Cognitive behavioral therapy for obsessive-compulsive disorder in children and adolescents - preliminary results from a systematic review

Poster B53, Tuesday, October 9, 11:30 am - 1:00 pm, Essex Ballroom

Camilla Funch Staugaard1, Valdemar Uhre1, Nicole Lønfeldt1, Linea Pretzmann1, Signe Vangkilde1,2, Kerstin Plessen1,3, Katrine Pagsberg1; 1Child and Adolescent Mental Health Centre, Capital Region, Denmark, 2Department of Psychology, University of Copenhagen, Denmark, 3Lausanne University Hospital

Objective: To assess the effect of cognitive behavioral therapy (CBT) for pediatric obsessive-compulsive disorder (OCD). Methods: We systematically reviewed data from randomized trials with children and adolescents with OCD, comparing CBT with 1) no intervention (e.g., wait list); 2) treatment as usual (or similar terms); 3) pharmacological treatments; or 4) alternative psychotherapeutic approaches. On July 28th, 2017, we conducted a systematic literature search, which yielded 12 eligible trials. Data from the trials were grouped into three comparisons: CBT vs. no intervention (n=7), CBT vs. pharmacological intervention (n=3), CBT vs. relaxation therapy (n=3).

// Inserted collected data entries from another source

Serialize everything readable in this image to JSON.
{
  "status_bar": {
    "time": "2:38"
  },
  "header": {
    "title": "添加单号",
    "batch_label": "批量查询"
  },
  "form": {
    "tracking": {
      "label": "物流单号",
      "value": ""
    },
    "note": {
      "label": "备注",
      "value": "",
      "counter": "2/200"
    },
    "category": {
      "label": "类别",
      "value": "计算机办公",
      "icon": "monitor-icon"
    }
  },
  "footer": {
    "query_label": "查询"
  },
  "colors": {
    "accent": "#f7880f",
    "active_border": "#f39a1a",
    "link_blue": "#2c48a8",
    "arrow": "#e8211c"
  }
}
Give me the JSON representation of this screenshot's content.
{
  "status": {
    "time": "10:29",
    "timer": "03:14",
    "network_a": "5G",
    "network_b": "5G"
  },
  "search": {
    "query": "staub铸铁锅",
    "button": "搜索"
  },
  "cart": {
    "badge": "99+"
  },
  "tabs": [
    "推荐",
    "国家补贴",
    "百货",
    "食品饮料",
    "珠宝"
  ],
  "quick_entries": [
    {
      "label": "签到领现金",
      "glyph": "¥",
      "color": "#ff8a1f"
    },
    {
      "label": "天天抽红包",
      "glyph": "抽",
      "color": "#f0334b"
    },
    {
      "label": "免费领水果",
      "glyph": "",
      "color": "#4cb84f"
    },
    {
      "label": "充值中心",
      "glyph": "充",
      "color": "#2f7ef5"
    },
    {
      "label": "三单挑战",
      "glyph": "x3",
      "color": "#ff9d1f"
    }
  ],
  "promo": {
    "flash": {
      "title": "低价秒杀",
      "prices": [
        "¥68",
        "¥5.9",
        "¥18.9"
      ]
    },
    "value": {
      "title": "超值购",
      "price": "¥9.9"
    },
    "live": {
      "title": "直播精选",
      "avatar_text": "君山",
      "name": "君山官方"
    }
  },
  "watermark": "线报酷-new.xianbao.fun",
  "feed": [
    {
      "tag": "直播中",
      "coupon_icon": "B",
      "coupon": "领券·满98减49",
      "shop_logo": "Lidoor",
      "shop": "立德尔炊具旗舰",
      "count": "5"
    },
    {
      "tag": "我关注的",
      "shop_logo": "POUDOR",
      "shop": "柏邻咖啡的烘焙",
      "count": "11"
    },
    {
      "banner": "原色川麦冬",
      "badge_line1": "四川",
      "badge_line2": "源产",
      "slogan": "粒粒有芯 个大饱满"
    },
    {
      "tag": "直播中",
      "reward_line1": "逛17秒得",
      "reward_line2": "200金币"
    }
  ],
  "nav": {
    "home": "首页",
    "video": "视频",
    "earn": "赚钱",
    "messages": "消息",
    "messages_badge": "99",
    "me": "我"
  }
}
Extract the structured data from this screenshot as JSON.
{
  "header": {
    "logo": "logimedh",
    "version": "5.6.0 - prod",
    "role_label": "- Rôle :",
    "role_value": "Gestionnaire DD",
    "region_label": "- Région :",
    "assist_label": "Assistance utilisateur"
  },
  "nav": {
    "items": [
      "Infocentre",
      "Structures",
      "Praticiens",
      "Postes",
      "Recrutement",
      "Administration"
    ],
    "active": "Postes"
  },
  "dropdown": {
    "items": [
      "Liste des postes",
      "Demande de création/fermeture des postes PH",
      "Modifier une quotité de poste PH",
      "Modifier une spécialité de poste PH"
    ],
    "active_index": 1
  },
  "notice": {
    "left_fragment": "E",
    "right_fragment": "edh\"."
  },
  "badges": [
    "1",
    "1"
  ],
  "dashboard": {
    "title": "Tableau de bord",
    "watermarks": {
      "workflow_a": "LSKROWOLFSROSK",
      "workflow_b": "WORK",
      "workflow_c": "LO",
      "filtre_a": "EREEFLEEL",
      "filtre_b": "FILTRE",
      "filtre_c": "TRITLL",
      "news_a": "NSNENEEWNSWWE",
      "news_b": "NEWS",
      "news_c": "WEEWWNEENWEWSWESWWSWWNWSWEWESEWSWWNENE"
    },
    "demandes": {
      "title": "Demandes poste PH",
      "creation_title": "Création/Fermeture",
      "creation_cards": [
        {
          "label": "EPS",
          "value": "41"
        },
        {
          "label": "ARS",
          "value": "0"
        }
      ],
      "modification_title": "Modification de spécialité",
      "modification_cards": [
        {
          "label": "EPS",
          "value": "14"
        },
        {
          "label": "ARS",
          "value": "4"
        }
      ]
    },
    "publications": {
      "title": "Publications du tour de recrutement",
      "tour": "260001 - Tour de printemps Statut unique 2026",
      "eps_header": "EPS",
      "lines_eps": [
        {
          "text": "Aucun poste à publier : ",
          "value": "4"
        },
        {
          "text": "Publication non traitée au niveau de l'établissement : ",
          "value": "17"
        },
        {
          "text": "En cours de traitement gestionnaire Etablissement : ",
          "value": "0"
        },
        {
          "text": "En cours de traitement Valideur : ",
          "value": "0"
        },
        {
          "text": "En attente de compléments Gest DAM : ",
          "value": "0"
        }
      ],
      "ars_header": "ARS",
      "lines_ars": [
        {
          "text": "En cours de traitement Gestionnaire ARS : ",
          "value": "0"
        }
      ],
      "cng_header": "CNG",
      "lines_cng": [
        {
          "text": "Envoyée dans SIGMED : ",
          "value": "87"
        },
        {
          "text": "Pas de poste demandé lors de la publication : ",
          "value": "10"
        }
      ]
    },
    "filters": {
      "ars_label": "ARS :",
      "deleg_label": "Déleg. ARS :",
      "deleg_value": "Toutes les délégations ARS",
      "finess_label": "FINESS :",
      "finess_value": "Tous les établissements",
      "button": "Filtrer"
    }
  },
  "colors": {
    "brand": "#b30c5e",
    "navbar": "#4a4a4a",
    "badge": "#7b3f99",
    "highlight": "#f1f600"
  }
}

We assessed the effect on symptom severity measured with the Children’s Yale-Brown Obsessive Compulsive Scale. To evaluate the quality of the trials, two independent investigators assessed risk of bias within seven domains, following the guidelines of The Cochrane Collaboration. For further details, see our protocol on PROSPERO (CRD42017079118). Results: The overall results indicate that in pediatric OCD, CBT is more favorable than no intervention (Z=5.29, p<0. 00001), and relaxation training (Z=7.22, p<0.00001), while no significant difference was found, comparing CBT to pharmacological treatment (Z=0.05, p=0.96). However, all included trials had a high risk of bias, not only owing to the nature of psychotherapeutic interventions, which makes blinding of participants and treatment providers effectively impossible. Conclusion: The systematic review indicates that CBT is more favorable than no intervention and relaxation training, and as effective as pharmacological treatment, for pediatric OCD. However, the quality of the evidence is low, and future trials with low risk of bias are needed.